As I arrived to check in at my hotel in Phoenix, I got a call from my brother telling me that Dad had just passed away. While I knew it was coming and thought I was prepared for it, the emotions I felt at that moment were the most painful of my entire life. Still is to this day. Eventually, I decided I needed to grab a beer and have a toast to my dad. I met up with my boss, Stephan and our tribal vice-chairman, Bobby, at a pub. While talking to them and trying to figure out when and how I could get a flight back home, so many thoughts about my dad’s life came to mind.

I mostly thought about all the things he wished he’d done, but never got around to. Mostly because, even at 56 years old, you tend to think you have time to do those things. He had become known for saying, “one of these days.” Now it was all over and there would be “none of those days.” The finality of it all just seemed so unfair to me. Right then I realized that we truly do only have one life. It could all end today.

I thought about some of the days I would spend in the nursing home with my dad. When he got tired and needed a nap I would just go sit in the lobby and talk to the old guys who were sitting out there watching TV. After some time, I started to notice how every single one of them seemed to have one thing in common. REGRET!

They all were like my dad in that they had these dreams or goals they wanted to accomplish “one of these days.” Now they were just sitting and waiting to die and they were going to die having never done those things. They had one life. Just one chance to do the things they REALLY wanted to do. Instead they wasted it. They spent all their days doing the things they were told they HAD to do. Get up. Go to work. Come home. Pay bills. Eat dinner. Watch TV. Go to bed. Rinse and repeat!

It’s sad really. For me it was just scary, because here I was a third of the way through my life and doing the exact same thing. I could die the next day and I’d be dying the same way they did. With my dreams being buried with me. I was still breathing and had a heart beat, but really I was already dead. I wasn’t really living. Not the way we should be living.

So, here I am in a pub in Phoenix talking about my dad and how I wish we could have started that brewery together. In that moment I realized if I didn’t take action, change my idea of what was possible for me and actually take steps towards living a life that I wanted to live, then I would find myself sitting in a nursing home full of regret. That thought alone not only scared the hell out of me, but lit a fire under my ass!

STARTING A BREWERY

I decided right then that I would open a brewery. I would go home and start brewing at least twice per month until I had a good understanding of what I was really doing and had a lineup of beers that I thought people would actually pay money for. Unlike most homebrewers, I didn’t use each brew day as an opportunity to brew something crazy and unique. I used it to make the previous batch better. I would brew beers over and over until I felt like they were good enough. My buddy Zach was there for 90% of those brew days and with him I literally created the ideas for Skydance Brewing right there in the garage.

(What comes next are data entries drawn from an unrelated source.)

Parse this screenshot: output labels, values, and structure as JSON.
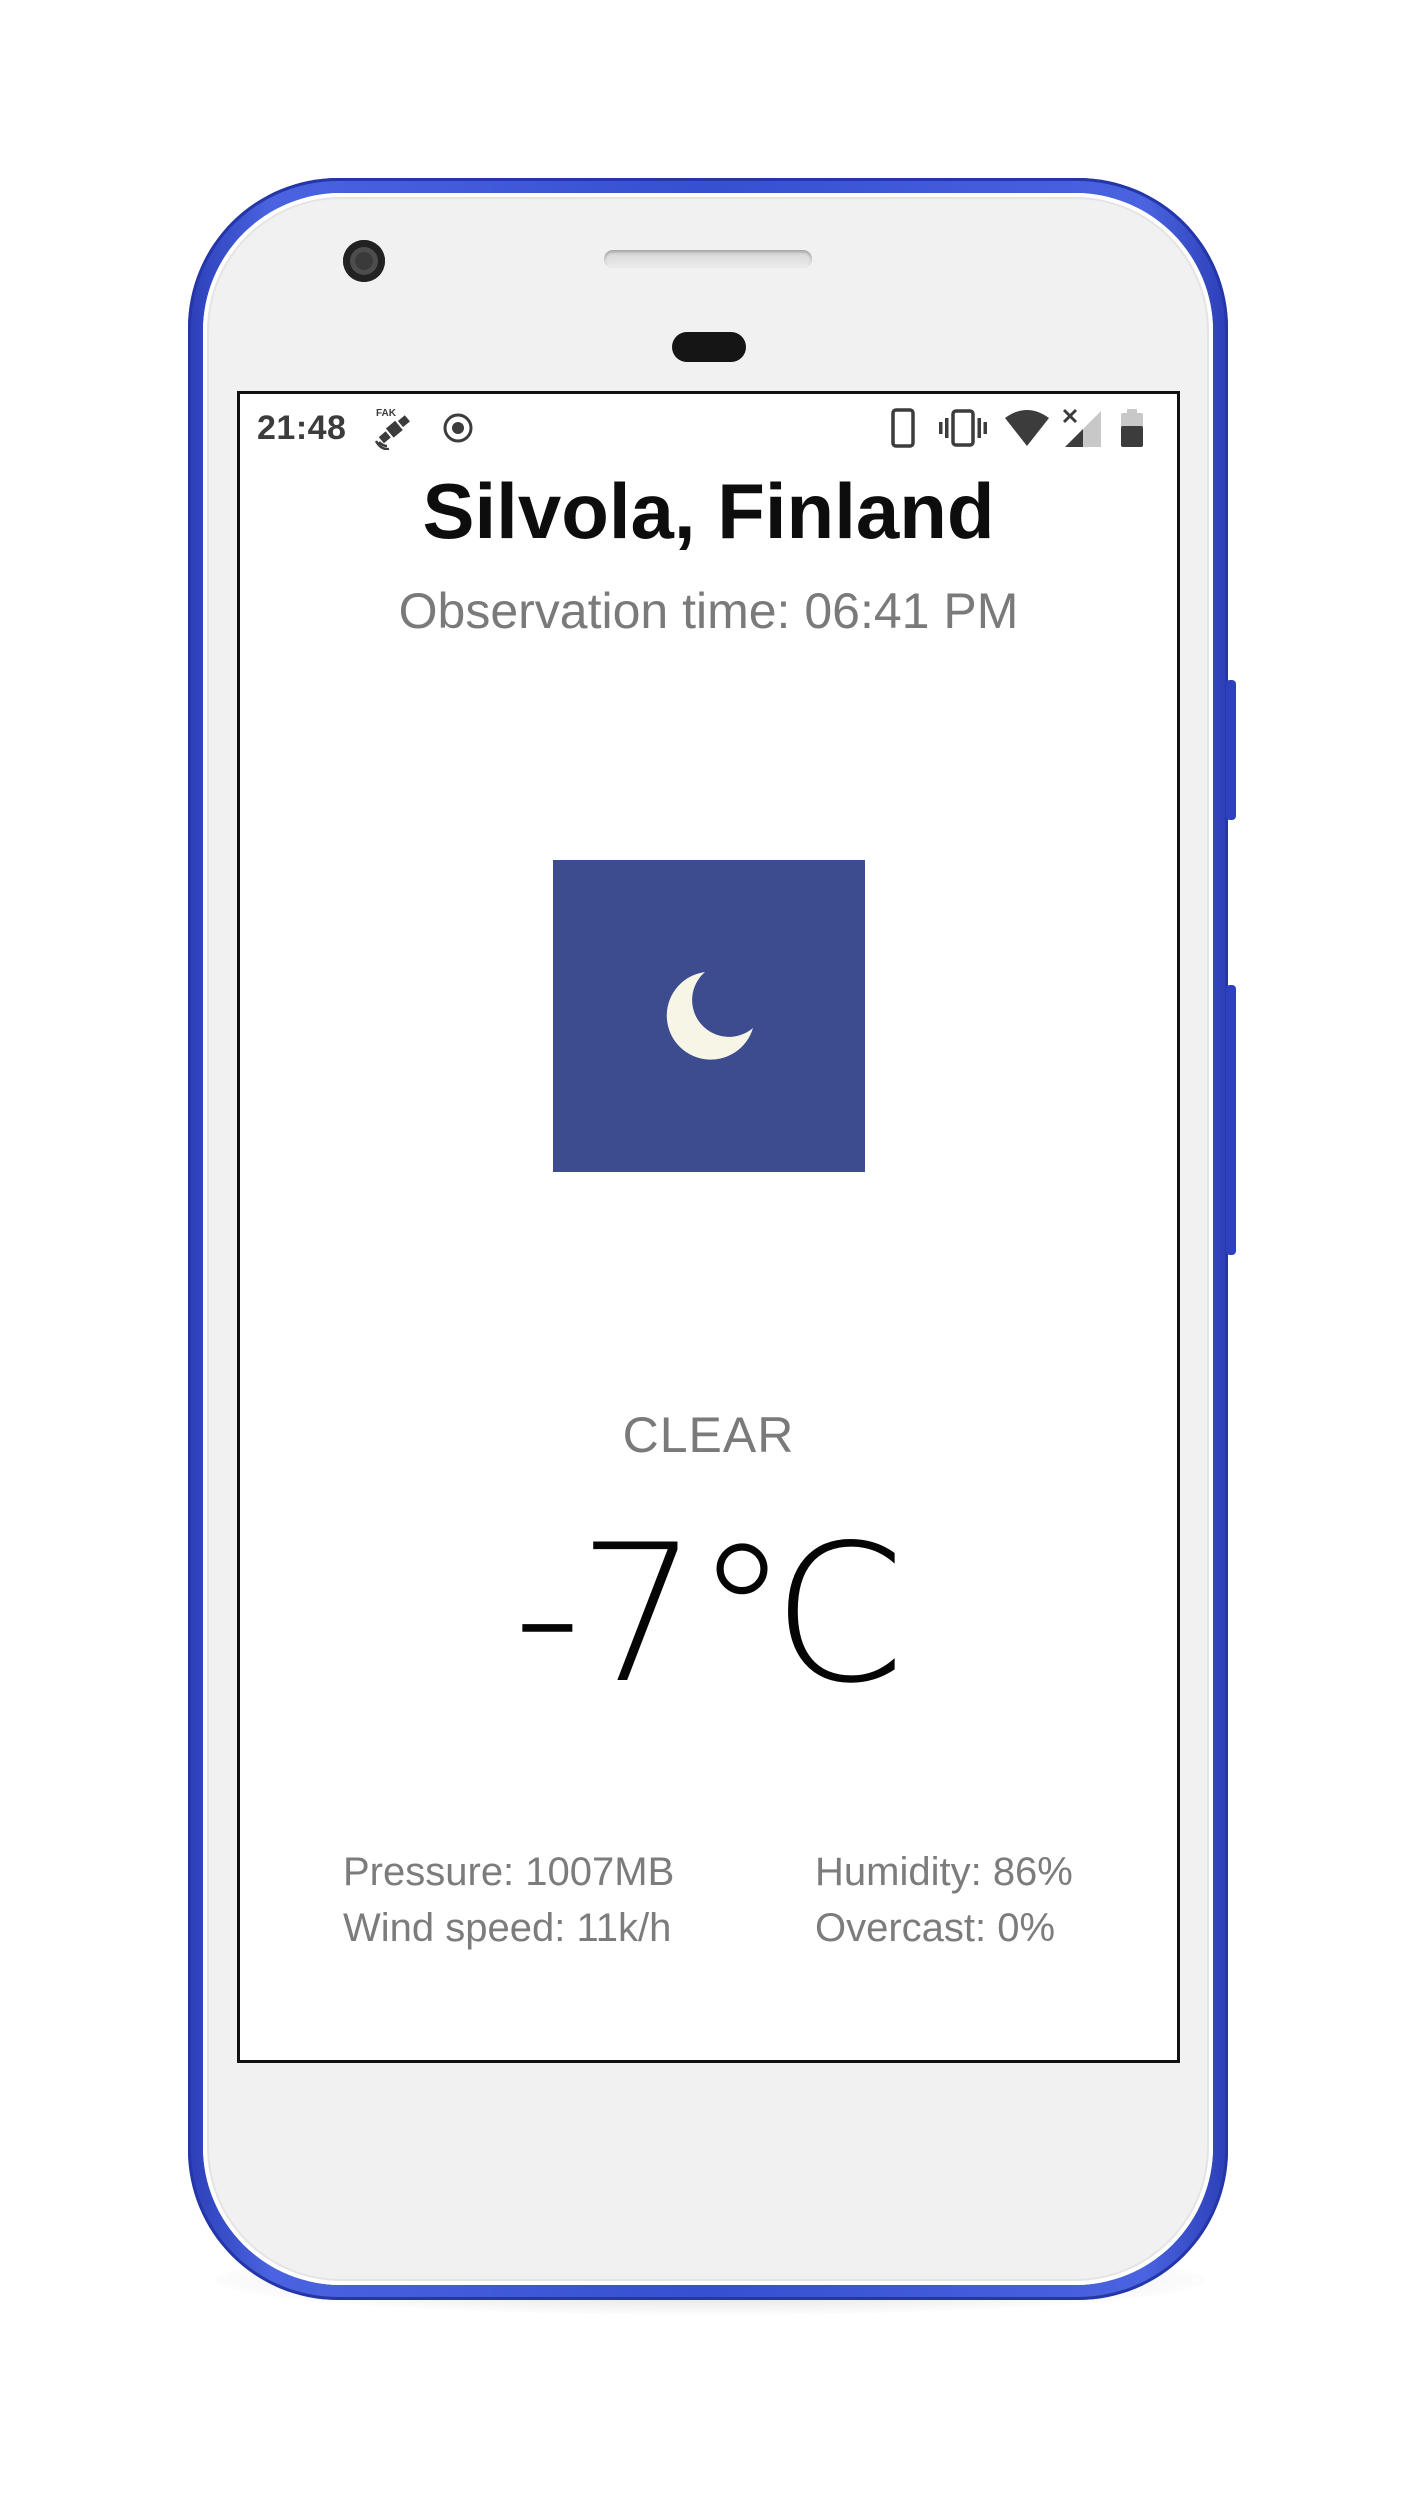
{
  "status_bar": {
    "time": "21:48",
    "icons": [
      "fake-gps-icon",
      "record-icon",
      "phone-icon",
      "vibrate-icon",
      "wifi-icon",
      "no-signal-icon",
      "battery-icon"
    ]
  },
  "weather": {
    "location": "Silvola, Finland",
    "observation_time": "Observation time: 06:41 PM",
    "icon": "moon-icon",
    "icon_bg": "#3c4c8f",
    "condition": "CLEAR",
    "temperature": "-7℃",
    "details": {
      "pressure": "Pressure: 1007MB",
      "wind_speed": "Wind speed: 11k/h",
      "humidity": "Humidity: 86%",
      "overcast": "Overcast: 0%"
    }
  },
  "device": {
    "frame_color": "#3550d0"
  }
}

I figured it would take two years of serious work on my craft, followed by some serious studying of the craft beer industry, business planning and raising money. The latter two, I had no idea how to do. So some business education was important, which I would get by helping to build and manage our new casino.

It was 2013 and I was nearly 35 years old. I knew that I needed to set a deadline for myself to accomplish this goal. So, I promised myself, my dad and God that I would open this brewery by the time I was 40 years old. I turned 40 in October of 2018. We brewed our first batch of beer that next month and launched our beer into the market December 29th, 2018. With the help of my fiance, Bobbi, and investors, Rod, Julie and Chris, I did it!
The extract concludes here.